Ça le soulage. Il a l'impression que la force magnétique des Nike a fortement diminué. Les jours suivants confirment ce progrès. Certes, elles l'attirent encore vers la place Jean-Moulin, et s'il ne fait pas attention, il se retrouve sur la mauvaise pente. Mais il lui suffit maintenant d'un tout petit effort de volonté pour éviter de sombrer. S'il prend la peine de se concentrer, il peut même se permettre de venir parader en face du snack-bar sans y entrer pour autant. Il fait deux tours, na-na-nère, et il s'en va manger une sardine-huile et une salade verte au bistrot d'en face.

À cet instant, son combat est pour ainsi dire gagné, même s'il y a ce résidu de maléfice. Il a fait l'essentiel du travail. Seulement sa copine, elle, ne veut pas prendre de risques. Pendant que son homme flâne à un entretien d'embauché, elle brûle les Nike et enterre les restes au fond du jardin.

En rentrant, p'tit Louis est un peu déçu car il voulait sortir de l'aventure la tête haute, et non par un subterfuge. Pendant plusieurs jours, il est cassant, on se demande même s'il ne va pas rechuter dans l'apathie branleuse. Heureusement il a trouvé du travail chez un agent d'assurances, quelque part vers La Normande. C'est paradoxal, voyez-vous, mais ce sont les Nike qui lui ont permis de se dépasser, ou plutôt son combat contre elles. Une morale à méditer pour nous tous.»

Le récit terminé, oncle Guillaume s'étira, puis il se tourna vers nous.

«Et maintenant, les enfants, c'est l'heure d'aller dormir.

– Tu nous en raconteras encore, dis, onc' Guillaume?

– C'est promis, les enfants, si vous filez tout de suite. Et rappelez-vous, immonde s'écrit avec deux quoi?… C'est important, l'orthographe.»
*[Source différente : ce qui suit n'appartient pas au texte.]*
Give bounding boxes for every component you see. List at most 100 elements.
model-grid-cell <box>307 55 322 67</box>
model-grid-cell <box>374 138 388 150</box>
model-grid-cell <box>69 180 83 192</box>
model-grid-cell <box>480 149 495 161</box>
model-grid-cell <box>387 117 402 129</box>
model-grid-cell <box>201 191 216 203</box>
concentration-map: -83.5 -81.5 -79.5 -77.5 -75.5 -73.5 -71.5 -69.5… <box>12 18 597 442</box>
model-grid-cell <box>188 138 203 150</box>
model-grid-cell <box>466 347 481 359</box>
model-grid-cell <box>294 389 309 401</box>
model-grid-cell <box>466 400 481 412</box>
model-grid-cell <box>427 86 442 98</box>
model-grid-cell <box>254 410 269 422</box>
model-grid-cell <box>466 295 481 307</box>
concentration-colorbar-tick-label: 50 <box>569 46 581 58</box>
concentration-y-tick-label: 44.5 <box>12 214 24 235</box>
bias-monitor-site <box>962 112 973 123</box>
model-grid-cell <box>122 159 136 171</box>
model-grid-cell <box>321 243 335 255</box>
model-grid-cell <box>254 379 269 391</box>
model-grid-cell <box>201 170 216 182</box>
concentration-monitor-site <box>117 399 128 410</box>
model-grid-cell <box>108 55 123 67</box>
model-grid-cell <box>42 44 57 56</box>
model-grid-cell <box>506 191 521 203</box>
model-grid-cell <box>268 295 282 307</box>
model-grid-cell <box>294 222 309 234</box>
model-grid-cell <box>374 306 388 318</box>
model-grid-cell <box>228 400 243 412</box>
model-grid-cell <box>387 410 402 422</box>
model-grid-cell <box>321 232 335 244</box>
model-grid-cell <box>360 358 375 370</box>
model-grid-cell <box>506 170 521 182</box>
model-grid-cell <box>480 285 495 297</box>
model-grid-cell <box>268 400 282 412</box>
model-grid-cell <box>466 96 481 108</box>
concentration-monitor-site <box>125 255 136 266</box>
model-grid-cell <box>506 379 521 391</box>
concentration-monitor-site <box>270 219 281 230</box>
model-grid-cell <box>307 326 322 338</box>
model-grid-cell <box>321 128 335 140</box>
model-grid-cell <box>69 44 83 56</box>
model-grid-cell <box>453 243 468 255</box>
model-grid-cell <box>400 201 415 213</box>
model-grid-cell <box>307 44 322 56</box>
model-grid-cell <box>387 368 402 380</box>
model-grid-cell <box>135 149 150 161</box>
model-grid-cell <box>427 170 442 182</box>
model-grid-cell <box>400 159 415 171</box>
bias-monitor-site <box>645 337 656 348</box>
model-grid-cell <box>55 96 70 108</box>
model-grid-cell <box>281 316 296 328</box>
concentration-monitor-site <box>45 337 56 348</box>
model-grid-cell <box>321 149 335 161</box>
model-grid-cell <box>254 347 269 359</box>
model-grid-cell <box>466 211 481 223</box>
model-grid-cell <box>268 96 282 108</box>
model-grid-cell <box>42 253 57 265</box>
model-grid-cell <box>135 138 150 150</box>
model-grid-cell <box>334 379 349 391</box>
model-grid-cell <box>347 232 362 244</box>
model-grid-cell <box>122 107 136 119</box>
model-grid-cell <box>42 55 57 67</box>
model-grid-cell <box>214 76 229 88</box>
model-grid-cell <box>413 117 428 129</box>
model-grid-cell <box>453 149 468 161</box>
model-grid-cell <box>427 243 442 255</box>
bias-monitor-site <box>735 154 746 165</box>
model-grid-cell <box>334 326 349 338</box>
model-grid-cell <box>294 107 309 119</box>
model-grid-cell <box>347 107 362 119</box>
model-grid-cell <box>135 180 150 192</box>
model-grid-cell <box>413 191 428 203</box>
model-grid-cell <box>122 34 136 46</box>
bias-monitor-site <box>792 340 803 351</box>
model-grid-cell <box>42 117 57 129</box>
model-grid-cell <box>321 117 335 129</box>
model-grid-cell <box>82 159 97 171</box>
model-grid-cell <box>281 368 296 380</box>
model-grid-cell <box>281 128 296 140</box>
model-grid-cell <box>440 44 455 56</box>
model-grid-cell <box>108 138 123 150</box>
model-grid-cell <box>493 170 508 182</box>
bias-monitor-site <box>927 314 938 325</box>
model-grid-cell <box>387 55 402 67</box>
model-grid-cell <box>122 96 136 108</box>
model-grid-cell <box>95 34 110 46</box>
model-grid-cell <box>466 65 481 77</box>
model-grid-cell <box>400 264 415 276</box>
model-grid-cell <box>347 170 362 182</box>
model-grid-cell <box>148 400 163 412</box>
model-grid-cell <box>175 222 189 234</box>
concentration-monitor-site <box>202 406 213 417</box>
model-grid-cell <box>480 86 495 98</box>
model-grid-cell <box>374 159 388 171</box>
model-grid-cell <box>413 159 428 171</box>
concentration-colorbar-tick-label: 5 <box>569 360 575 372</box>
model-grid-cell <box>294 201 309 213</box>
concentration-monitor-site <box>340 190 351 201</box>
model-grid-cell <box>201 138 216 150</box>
Cette nuit-là, je ne pus fermer l'œil. Les vents battaient contre les volets. J'avais beau savoir que les Nike maudites avaient été brûlées, je m'imaginais que l'esprit maléfique en avait échappé et qu'il errait maintenant sur notre île à la recherche de sportives complaisantes où il pourrait se loger. Quand j'eus enfin trouvé le sommeil, je vis une femme à demi nue qui me parlait à travers les flammes.

«Jeanne! criai-je.

– Ils ne perdent rien pour attendre», me sourit-elle.

Le feu tétait ses habits et dévoilait ses voluptés. Je n'eus pas le temps de la posséder. Son visage se consuma en un instant et je sombrai dans le néant.

Les lunettes au césium

La paume coincée dans le menton, la moustache hirsute, oncle Guillaume nous attendait.

«Alors ce contrôle? Les doigts dans le nez?»

On était un peu confus.

«Eh, charriez pas, les enfants, c'est important les mathématiques. Tenez, à ce propos, j'ai une histoire à vous raconter, si vous avez le temps.»

Pour sûr, qu'on l'avait! Le patron, tout sourire, nous apporta des grenadines et l'on se serra sur la banquette.

«Connaissez-vous monsieur Jussac?… Je vois que non. Vous devriez, pourtant. Il est connu, enfin, dans son milieu. Il dirigeait une entreprise de plaques de béton. Il employait dix salariés, des Marocains pour la plupart, et une secrétaire qu'il payait le moins possible, mais c'était de bonne guerre, vous le verrez tout à l'heure. Le béton de Jussac SARL est reconnu comme un des meilleurs, et je ne crois pas me tromper en disant que chaque maison ou presque, surtout au centre de notre île, contient au moins une de ces fameuses plaques.

Un jour, monsieur Jussac doit prendre l'avion pour aller négocier un gros contrat, à Damas ou Khartoum, peu importe. Comme il attend son tour à l'enregistrement, il s'aperçoit que le passager précédent a oublié ses lunettes, de fines lunettes en métal bleuté, là, au guichet. Il n'en a jamais vu des comme ça, tout en reflets dorés, on dirait des étoiles filantes à la veille de Noël, et qui ont l'air de peser rien du tout, légères comme un pet.

"C'est à vous les lunettes? demande l'employée au sol.